La tonsure a été créée vers le IVe siècle et vient d’Orient.
On en distinguait alors deux types : celle de St Paul, toujours en usage au VIIe siècle, où le crâne était entièrement rasé ; et celle de St Pierre qui consistait en une simple couronne.

Cas particulier : la tonsure celtique

Les églises celtiques se sont distinguées de l’église catholique [1] par la conservation de rites anciens, datant souvent des premiers temps du christianisme. La tonsure que les Celtes conservaient dans sa forme primitive, dégarnissant d’une oreille à l’autre tout le devant de la tête, en laissant les cheveux longs derrière. Elle ressemblait à une « couronne fragmentaire » que l’on voyait à l’avant du crâne tandis qu’à l’arrière, les cheveux restaient longs.
Cette tonsure, typiquement irlandaise, venait peut-être des druides [2] dont on sait qu’ils en portaient une.

Un rite sacré initiant la vie religieuse

La tonsure est un rite sacré de l’église catholique qui marque l’entrée en religion. Elle fait passer de l’état laïque [3] à l’état de religieux, clerc [4], moine [5].

En recevant la tonsure, chaque laïc se soumet à toutes les exigences de l’évangile, participe dès lors à la même spiritualité.
Elle consistait à couper une mèche de cheveux sur le sommet du crâne. Les clercs portait la tonsure sous l’aspect d’un petit cercle entièrement tonsuré au sommet du crâne. Les moines avaient le dessus de la tête rasé, cependant que leurs cheveux étaient coupés en forme de cercle, imitant la "couronne" de St Pierre.

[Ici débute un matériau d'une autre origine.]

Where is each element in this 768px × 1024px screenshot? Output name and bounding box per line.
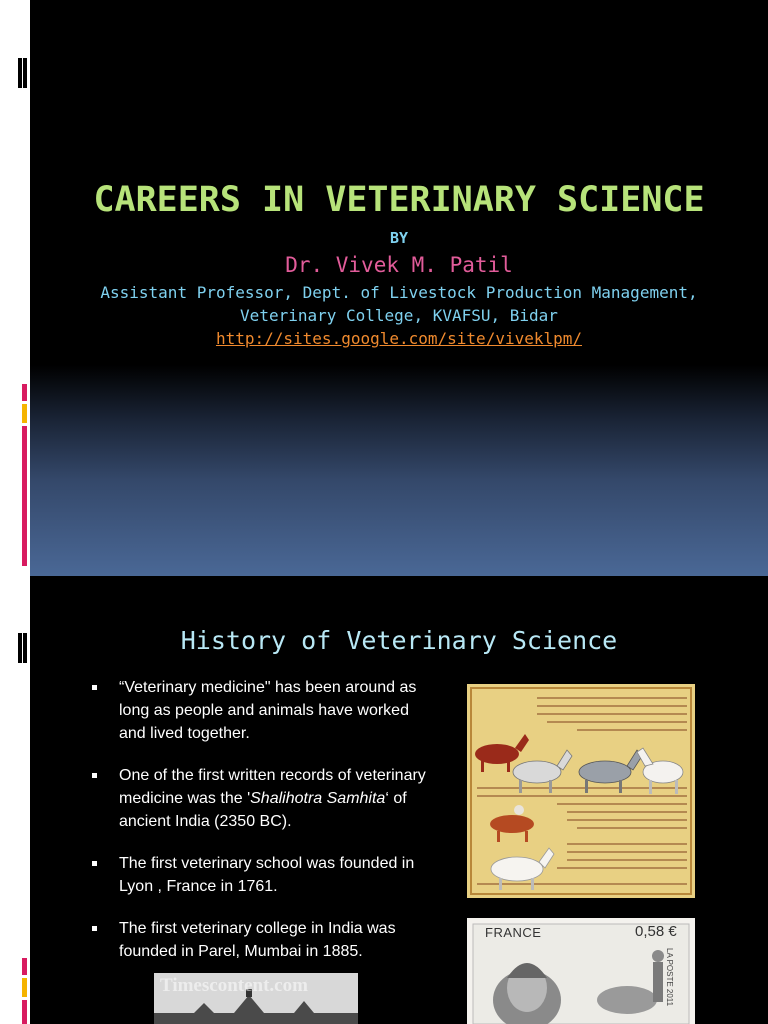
bullet-item <box>90 917 435 963</box>
website-link[interactable]: http://sites.google.com/site/viveklpm/ <box>215 329 583 348</box>
slide-marker <box>18 58 22 88</box>
bullet-list <box>90 676 435 982</box>
slide-marker <box>18 633 22 663</box>
slide-marker <box>22 1000 27 1024</box>
history-slide <box>30 576 768 1024</box>
bullet-text: The first veterinary school was founded in Lyon , France in 1761. <box>119 855 415 895</box>
by-label: BY <box>389 229 409 247</box>
slide-title: History of Veterinary Science <box>180 626 618 655</box>
bullet-icon <box>92 685 97 690</box>
affiliation-line-2: Veterinary College, KVAFSU, Bidar <box>240 306 558 325</box>
bullet-icon <box>92 861 97 866</box>
stamp-side-text: LA POSTE 2011 <box>665 948 674 1007</box>
slide-marker <box>23 633 27 663</box>
manuscript-image <box>467 684 695 898</box>
bullet-icon <box>92 773 97 778</box>
bullet-item <box>90 676 435 745</box>
stamp-country: FRANCE <box>485 925 542 940</box>
bullet-item <box>90 852 435 898</box>
title-slide <box>30 0 768 576</box>
bullet-item <box>90 764 435 833</box>
slide-marker <box>22 958 27 975</box>
postage-stamp-image <box>467 918 695 1024</box>
bullet-text: “Veterinary medicine" has been around as long as people and animals have worked and lived together. <box>119 679 417 742</box>
slide-marker <box>22 978 27 997</box>
manuscript-illustration <box>467 684 695 898</box>
photo-watermark: Timescontent.com <box>160 975 308 996</box>
slide-marker <box>23 58 27 88</box>
affiliation-line-1: Assistant Professor, Dept. of Livestock Production Management, <box>100 283 698 302</box>
stamp-value: 0,58 € <box>635 923 677 940</box>
bullet-text-italic: Shalihotra Samhita <box>250 790 386 807</box>
slide-title: CAREERS IN VETERINARY SCIENCE <box>93 180 705 220</box>
historic-photo-image <box>154 973 358 1024</box>
slide-marker <box>22 384 27 401</box>
slide-marker <box>22 426 27 566</box>
bullet-text-before: One of the first written records of veterinary medicine was the ' <box>119 767 426 807</box>
slide-marker <box>22 404 27 423</box>
bullet-text: The first veterinary college in India was founded in Parel, Mumbai in 1885. <box>119 920 396 960</box>
author-name: Dr. Vivek M. Patil <box>285 253 513 277</box>
bullet-icon <box>92 926 97 931</box>
bullet-text-after: ‘ of ancient India (2350 BC). <box>119 790 407 830</box>
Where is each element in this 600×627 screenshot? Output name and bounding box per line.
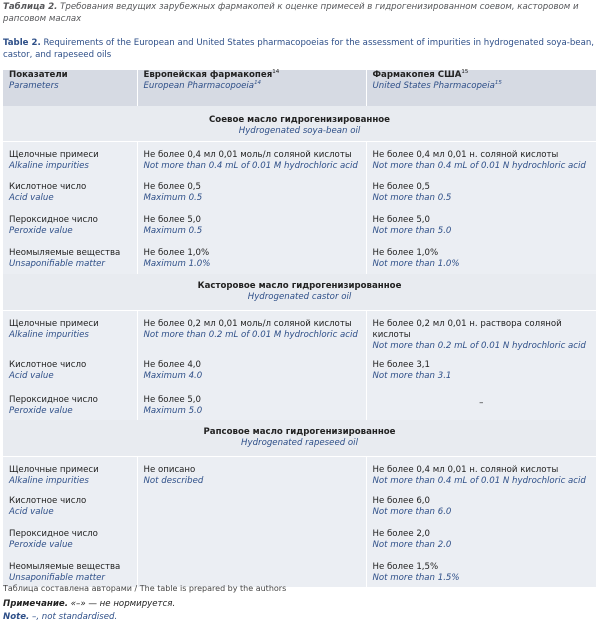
param-en: Alkaline impurities (9, 160, 89, 171)
ep-en: Not more than 0.4 mL of 0.01 M hydrochloric acid (143, 160, 358, 171)
ep-en: Not described (143, 475, 204, 486)
usp-ru: Не более 1,0% (372, 248, 439, 258)
caption-ru-label: Таблица 2. (3, 2, 58, 12)
table-row (3, 141, 596, 174)
param-ru: Пероксидное число (9, 395, 98, 405)
table-row (3, 456, 596, 488)
ep-en: Maximum 0.5 (143, 193, 203, 203)
usp-ru: Не более 6,0 (372, 496, 431, 506)
param-en: Acid value (9, 507, 54, 517)
header-parameters-ru: Показатели (9, 70, 68, 80)
table-source-note: Таблица составлена авторами / The table is prepared by the authors (3, 584, 287, 593)
param-cell (3, 352, 137, 387)
param-ru: Щелочные примеси (9, 464, 99, 475)
usp-cell-not-standardised: – (366, 387, 596, 420)
footnote-en (3, 612, 117, 622)
footnote-ru-text: «–» — не нормируется. (70, 599, 176, 609)
usp-en: Not more than 0.4 mL of 0.01 N hydrochloric acid (372, 160, 586, 171)
param-ru: Кислотное число (9, 360, 87, 370)
ep-en: Not more than 0.2 mL of 0.01 M hydrochloric acid (143, 329, 358, 340)
header-parameters-en: Parameters (9, 81, 59, 91)
param-cell (3, 488, 137, 521)
usp-en: Not more than 5.0 (372, 226, 452, 236)
usp-cell (366, 240, 596, 274)
table-row (3, 352, 596, 387)
ep-cell-merged (137, 456, 366, 587)
usp-ru: Не более 1,5% (372, 562, 439, 572)
param-en: Unsaponifiable matter (9, 259, 105, 269)
header-ep-ref: 14 (272, 69, 280, 76)
usp-en: Not more than 6.0 (372, 507, 452, 517)
section-title-ru: Соевое масло гидрогенизированное (208, 115, 390, 126)
ep-cell (137, 141, 366, 174)
footnote-en-text: –, not standardised. (32, 612, 118, 622)
header-usp-ref: 15 (461, 69, 469, 76)
ep-en: Maximum 5.0 (143, 406, 203, 416)
header-usp-ref-en: 15 (494, 80, 502, 87)
usp-ru: Не более 0,4 мл 0,01 н. соляной кислоты (372, 464, 559, 475)
usp-en: Not more than 3.1 (372, 371, 452, 381)
table-caption-ru (3, 2, 596, 25)
ep-ru: Не более 0,4 мл 0,01 моль/л соляной кислоты (143, 149, 352, 160)
header-ep-ru: Европейская фармакопея (143, 70, 273, 80)
ep-ru: Не более 0,5 (143, 182, 202, 192)
ep-cell (137, 207, 366, 240)
header-ep-ref-en: 14 (254, 80, 262, 87)
header-ep (137, 70, 366, 106)
param-ru: Щелочные примеси (9, 318, 99, 329)
param-en: Alkaline impurities (9, 329, 89, 340)
requirements-table (3, 70, 596, 587)
param-cell (3, 310, 137, 352)
footnote-en-label: Note. (3, 612, 30, 622)
section-title-en: Hydrogenated rapeseed oil (241, 437, 358, 448)
param-en: Acid value (9, 371, 54, 381)
section-title-rapeseed (3, 420, 596, 456)
param-en: Unsaponifiable matter (9, 573, 105, 583)
ep-ru: Не более 1,0% (143, 248, 210, 258)
param-ru: Щелочные примеси (9, 149, 99, 160)
header-usp-ru: Фармакопея США (372, 70, 462, 80)
header-ep-en: European Pharmacopoeia (143, 81, 255, 91)
usp-cell (366, 521, 596, 554)
param-cell (3, 141, 137, 174)
param-en: Peroxide value (9, 406, 73, 416)
param-en: Acid value (9, 193, 54, 203)
ep-cell (137, 240, 366, 274)
ep-ru: Не более 5,0 (143, 395, 202, 405)
usp-ru: Не более 0,2 мл 0,01 н. раствора соляной кислоты (372, 318, 562, 340)
param-ru: Пероксидное число (9, 215, 98, 225)
table-row (3, 174, 596, 207)
usp-cell (366, 207, 596, 240)
usp-en: Not more than 1.0% (372, 259, 460, 269)
usp-en: Not more than 1.5% (372, 573, 460, 583)
table-row (3, 240, 596, 274)
section-header-rapeseed (3, 420, 596, 456)
param-ru: Пероксидное число (9, 529, 98, 539)
ep-cell (137, 174, 366, 207)
usp-ru: Не более 0,5 (372, 182, 431, 192)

Le don des cheveux symbole du don de soi

Le dépouillement des anciens vêtements et la prise d’habit [6] représentent le passage de l’homme ancien vers l’homme nouveau créé à l’image de Dieu. La tonsure symbolise une vie pure et parfaitement dépouillée qui élève l’intelligence jusqu’à la plus grande perfection, la plus haute conformité divine. Elle marque la mort de tous les désirs charnels.
C’est une consécration totale que met en relief le rite de la tonsure. Lors de la cérémonie le prêtre demande : Bénis ton serviteur qui est venu t’offrir en prémisse la tonsure des cheveux de sa tête, geste symbolique signifiant l’offrande totale de sa vie et de son être.

Vie monastique : tonsures et saignées

La tonsure marque, tout comme l’habit monastique, le dépouillement que le moine a choisi de vivre. Le monastère qui est un espace hors du temps, loin de l’agitation du monde, souvent perdu dans une nature rude, vit en autarcie, clos sur lui-même. Il isole les moines dans une vie de prière, de travail, d’obéissance, de renoncement, de quête extrême du minimal, d’humilité et de don total de soi.
Don des cheveux, mais parfois aussi du sang : certaines abbayes passaient marché avec un barbier, ou un chirurgien pour faire le poil, la barbe, la couronne de tous les religieux, ensemble toutes les saignées [7].

La tonsure de nos jours

La tonsure est aujourd’hui supprimée. Ce terme n’est plus employé que pour désigner une calvitie circulaire.